First of all, although it will not change the order of your time-complexity, you can still narrow down the list of numbers that you are checking by a factor of 6, since you only need to check numbers that are either equal to 1 mod 12
or equal to 5 mod 12
(such as [1,5], [13,17], [25,29], [37,41], etc).
Since you only need to count the primes which are sum of squares of two numbers, the order doesn't matter.
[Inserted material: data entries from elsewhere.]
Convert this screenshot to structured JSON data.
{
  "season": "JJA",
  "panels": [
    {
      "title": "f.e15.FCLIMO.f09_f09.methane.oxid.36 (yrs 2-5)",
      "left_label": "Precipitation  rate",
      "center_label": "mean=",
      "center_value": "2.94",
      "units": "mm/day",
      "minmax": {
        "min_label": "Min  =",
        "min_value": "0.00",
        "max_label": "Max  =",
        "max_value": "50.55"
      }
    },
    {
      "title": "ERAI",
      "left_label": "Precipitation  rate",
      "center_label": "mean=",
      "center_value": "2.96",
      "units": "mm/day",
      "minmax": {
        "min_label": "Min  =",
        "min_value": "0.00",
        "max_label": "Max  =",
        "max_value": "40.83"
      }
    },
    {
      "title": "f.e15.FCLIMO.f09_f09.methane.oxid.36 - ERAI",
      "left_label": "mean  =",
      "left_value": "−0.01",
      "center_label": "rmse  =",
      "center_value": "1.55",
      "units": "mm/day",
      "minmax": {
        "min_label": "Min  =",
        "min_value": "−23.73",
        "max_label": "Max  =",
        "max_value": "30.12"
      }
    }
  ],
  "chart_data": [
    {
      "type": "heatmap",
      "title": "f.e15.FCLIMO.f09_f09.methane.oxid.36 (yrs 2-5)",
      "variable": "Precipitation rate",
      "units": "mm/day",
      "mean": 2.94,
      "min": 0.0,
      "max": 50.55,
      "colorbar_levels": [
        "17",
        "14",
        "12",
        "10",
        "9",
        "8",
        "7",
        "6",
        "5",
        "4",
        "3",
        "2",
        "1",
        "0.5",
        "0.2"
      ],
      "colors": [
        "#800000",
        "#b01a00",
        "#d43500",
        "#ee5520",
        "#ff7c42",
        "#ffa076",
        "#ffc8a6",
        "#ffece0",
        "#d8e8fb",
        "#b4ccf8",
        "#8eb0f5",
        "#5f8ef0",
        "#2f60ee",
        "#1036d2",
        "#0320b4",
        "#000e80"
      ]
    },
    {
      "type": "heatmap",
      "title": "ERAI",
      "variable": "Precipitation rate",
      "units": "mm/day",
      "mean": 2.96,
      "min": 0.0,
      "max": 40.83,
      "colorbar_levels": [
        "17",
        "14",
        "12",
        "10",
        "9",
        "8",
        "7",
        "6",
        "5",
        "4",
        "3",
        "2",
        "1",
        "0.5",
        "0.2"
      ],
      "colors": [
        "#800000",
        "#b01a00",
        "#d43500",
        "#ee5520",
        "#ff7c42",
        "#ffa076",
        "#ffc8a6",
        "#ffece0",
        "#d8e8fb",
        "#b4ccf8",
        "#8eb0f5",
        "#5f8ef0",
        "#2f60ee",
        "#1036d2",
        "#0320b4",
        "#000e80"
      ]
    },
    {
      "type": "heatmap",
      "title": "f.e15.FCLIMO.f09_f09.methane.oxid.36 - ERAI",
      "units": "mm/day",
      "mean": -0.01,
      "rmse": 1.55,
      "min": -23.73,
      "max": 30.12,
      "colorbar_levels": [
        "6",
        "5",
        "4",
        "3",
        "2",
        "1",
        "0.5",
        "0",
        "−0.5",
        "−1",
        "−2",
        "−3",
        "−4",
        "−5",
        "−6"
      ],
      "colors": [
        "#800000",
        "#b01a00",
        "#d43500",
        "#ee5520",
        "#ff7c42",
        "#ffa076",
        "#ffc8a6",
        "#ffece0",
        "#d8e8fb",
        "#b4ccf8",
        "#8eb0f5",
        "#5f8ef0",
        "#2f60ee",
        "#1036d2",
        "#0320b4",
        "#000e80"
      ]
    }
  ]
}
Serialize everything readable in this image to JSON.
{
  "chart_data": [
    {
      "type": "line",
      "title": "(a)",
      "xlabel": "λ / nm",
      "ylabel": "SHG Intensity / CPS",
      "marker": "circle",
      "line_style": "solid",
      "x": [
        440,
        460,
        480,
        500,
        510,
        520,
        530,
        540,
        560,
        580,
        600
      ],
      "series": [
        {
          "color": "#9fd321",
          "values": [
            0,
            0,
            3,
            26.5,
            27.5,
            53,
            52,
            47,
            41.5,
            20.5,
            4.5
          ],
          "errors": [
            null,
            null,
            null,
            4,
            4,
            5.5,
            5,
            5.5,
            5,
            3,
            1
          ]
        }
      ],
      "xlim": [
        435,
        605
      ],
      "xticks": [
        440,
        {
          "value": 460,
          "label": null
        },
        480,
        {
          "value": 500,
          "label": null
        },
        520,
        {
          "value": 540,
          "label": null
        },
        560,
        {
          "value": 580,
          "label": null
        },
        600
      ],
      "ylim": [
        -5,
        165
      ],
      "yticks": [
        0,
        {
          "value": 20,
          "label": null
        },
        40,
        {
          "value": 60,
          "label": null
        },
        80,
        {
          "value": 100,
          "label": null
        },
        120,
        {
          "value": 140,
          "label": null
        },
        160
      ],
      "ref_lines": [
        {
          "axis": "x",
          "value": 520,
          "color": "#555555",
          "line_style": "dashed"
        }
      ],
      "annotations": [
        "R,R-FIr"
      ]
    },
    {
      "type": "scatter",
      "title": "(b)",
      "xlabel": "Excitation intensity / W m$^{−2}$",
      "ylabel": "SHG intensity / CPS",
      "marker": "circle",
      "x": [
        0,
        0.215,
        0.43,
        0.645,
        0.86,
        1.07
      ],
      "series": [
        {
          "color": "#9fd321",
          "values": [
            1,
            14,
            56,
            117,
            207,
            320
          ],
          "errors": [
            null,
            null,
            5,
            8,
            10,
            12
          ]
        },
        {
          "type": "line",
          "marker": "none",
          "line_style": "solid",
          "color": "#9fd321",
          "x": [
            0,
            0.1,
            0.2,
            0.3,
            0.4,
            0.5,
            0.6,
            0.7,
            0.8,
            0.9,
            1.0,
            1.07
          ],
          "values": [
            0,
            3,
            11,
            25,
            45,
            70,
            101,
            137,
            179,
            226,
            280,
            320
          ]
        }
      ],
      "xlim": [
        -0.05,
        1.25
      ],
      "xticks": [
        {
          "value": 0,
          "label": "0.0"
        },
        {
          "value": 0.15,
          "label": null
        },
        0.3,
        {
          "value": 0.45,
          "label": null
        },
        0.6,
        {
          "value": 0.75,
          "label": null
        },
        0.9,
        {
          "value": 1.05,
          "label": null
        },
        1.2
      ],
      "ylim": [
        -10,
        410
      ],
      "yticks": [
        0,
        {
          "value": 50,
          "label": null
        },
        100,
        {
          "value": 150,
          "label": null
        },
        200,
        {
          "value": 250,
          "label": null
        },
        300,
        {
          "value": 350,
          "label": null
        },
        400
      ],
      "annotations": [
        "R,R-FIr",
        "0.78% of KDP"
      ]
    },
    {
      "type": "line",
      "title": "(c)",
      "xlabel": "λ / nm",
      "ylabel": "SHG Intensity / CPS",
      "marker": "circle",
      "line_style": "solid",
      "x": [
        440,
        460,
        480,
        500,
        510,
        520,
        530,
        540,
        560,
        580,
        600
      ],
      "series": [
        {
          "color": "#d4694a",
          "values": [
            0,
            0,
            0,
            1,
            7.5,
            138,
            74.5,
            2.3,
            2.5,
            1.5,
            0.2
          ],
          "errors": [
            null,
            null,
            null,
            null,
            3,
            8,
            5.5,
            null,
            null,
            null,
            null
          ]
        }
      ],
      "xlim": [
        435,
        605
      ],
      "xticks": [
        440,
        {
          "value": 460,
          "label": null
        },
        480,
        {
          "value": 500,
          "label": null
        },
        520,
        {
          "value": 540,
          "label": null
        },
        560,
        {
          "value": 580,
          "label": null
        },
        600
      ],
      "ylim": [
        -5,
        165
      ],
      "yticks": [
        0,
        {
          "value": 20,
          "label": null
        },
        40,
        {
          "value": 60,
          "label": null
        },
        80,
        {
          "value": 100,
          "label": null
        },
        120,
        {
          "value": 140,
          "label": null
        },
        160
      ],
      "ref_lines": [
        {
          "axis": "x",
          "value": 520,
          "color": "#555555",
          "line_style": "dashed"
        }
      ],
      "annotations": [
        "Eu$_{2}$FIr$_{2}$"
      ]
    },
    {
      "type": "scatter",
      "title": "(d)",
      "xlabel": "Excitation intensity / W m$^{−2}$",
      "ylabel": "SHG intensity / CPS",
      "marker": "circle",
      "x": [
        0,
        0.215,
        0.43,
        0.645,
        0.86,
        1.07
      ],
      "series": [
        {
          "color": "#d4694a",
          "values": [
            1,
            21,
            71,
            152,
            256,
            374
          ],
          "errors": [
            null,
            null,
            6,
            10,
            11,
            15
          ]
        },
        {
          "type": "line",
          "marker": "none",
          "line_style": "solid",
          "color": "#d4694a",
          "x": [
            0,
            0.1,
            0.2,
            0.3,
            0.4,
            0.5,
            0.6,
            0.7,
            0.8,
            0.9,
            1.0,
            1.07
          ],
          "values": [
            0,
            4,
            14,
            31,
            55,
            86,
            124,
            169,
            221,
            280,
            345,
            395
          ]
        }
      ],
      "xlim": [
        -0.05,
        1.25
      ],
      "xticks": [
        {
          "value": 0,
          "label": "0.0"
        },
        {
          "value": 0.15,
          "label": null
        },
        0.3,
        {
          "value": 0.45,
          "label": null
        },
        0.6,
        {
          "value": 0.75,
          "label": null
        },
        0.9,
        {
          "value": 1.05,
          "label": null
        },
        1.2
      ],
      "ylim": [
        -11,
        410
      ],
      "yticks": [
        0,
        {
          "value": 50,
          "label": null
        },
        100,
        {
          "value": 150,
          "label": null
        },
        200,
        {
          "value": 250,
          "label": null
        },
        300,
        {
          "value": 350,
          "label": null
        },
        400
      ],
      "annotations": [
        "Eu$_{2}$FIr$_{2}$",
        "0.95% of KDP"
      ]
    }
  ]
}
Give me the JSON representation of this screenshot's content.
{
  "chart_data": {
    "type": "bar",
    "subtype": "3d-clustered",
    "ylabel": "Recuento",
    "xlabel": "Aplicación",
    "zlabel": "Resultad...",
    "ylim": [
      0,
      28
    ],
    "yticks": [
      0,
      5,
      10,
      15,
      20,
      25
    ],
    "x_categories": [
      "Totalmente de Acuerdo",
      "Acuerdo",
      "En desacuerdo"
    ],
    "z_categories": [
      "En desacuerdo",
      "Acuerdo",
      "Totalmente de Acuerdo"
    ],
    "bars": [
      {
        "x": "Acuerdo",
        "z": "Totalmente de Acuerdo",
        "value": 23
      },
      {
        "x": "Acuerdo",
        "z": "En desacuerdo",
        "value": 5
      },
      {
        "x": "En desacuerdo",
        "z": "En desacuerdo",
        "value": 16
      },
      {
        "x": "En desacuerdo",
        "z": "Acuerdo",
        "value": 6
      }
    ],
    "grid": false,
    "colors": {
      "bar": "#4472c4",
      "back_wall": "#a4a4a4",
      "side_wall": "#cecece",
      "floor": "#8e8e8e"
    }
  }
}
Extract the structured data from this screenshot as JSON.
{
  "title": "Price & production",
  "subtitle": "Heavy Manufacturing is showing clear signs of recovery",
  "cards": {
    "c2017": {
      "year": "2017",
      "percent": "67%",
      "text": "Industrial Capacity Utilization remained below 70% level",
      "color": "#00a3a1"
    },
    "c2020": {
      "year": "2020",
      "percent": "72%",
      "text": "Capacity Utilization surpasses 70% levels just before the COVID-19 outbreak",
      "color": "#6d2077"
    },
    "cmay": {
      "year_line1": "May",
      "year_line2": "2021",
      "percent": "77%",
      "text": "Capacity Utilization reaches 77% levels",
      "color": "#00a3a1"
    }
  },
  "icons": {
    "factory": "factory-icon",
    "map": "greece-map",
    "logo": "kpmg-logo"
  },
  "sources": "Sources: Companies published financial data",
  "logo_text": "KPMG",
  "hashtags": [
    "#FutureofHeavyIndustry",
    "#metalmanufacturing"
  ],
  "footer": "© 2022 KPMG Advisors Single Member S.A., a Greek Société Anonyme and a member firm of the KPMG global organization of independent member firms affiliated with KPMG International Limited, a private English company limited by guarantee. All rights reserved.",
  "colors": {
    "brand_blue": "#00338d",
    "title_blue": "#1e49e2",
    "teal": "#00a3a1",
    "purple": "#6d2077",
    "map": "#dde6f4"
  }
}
Therefore, you can change range(a,b+1)
to range(1,b+1,12)+range(5,b+1,12)
.
Obviously, you can then remove the if n % 2 == 0 and n > 2
condition in function is_prime
, and in addition, change the if is_prime(i) and (i-1)%4 == 0
condition to if is_prime(i)
.
And finally, you can check the primality of each number by dividing it only with numbers that are adjacent to multiples of 6 (such as [5,7], [11,13], [17,19], [23,25], etc).
So you can change this:
range(3,int(math.sqrt(n))+1,2)
To this:
range(5,math.sqrt(n))+1,6)+range(7,math.sqrt(n))+1,6)
And you might as well calculate math.sqrt(n))+1
beforehand.
To summarize all this, here is how you can improve the overall performance of your program:
import math
def is_prime(n):
max = int(math.sqrt(n))+1
return all(n % i for i in range(5,max,6)+range(7,max,6))
count = 0
b = int(raw_input())
for i in range(1,b+1,12)+range(5,b+1,12):
if is_prime(i):
count += 1
print count
Please note that 1
is typically not regarded as prime, so you might want to print count-1
instead. On the other hand, 2
is not equal to 1 mod 4
, yet it is the sum of two squares, so you may leave it as is...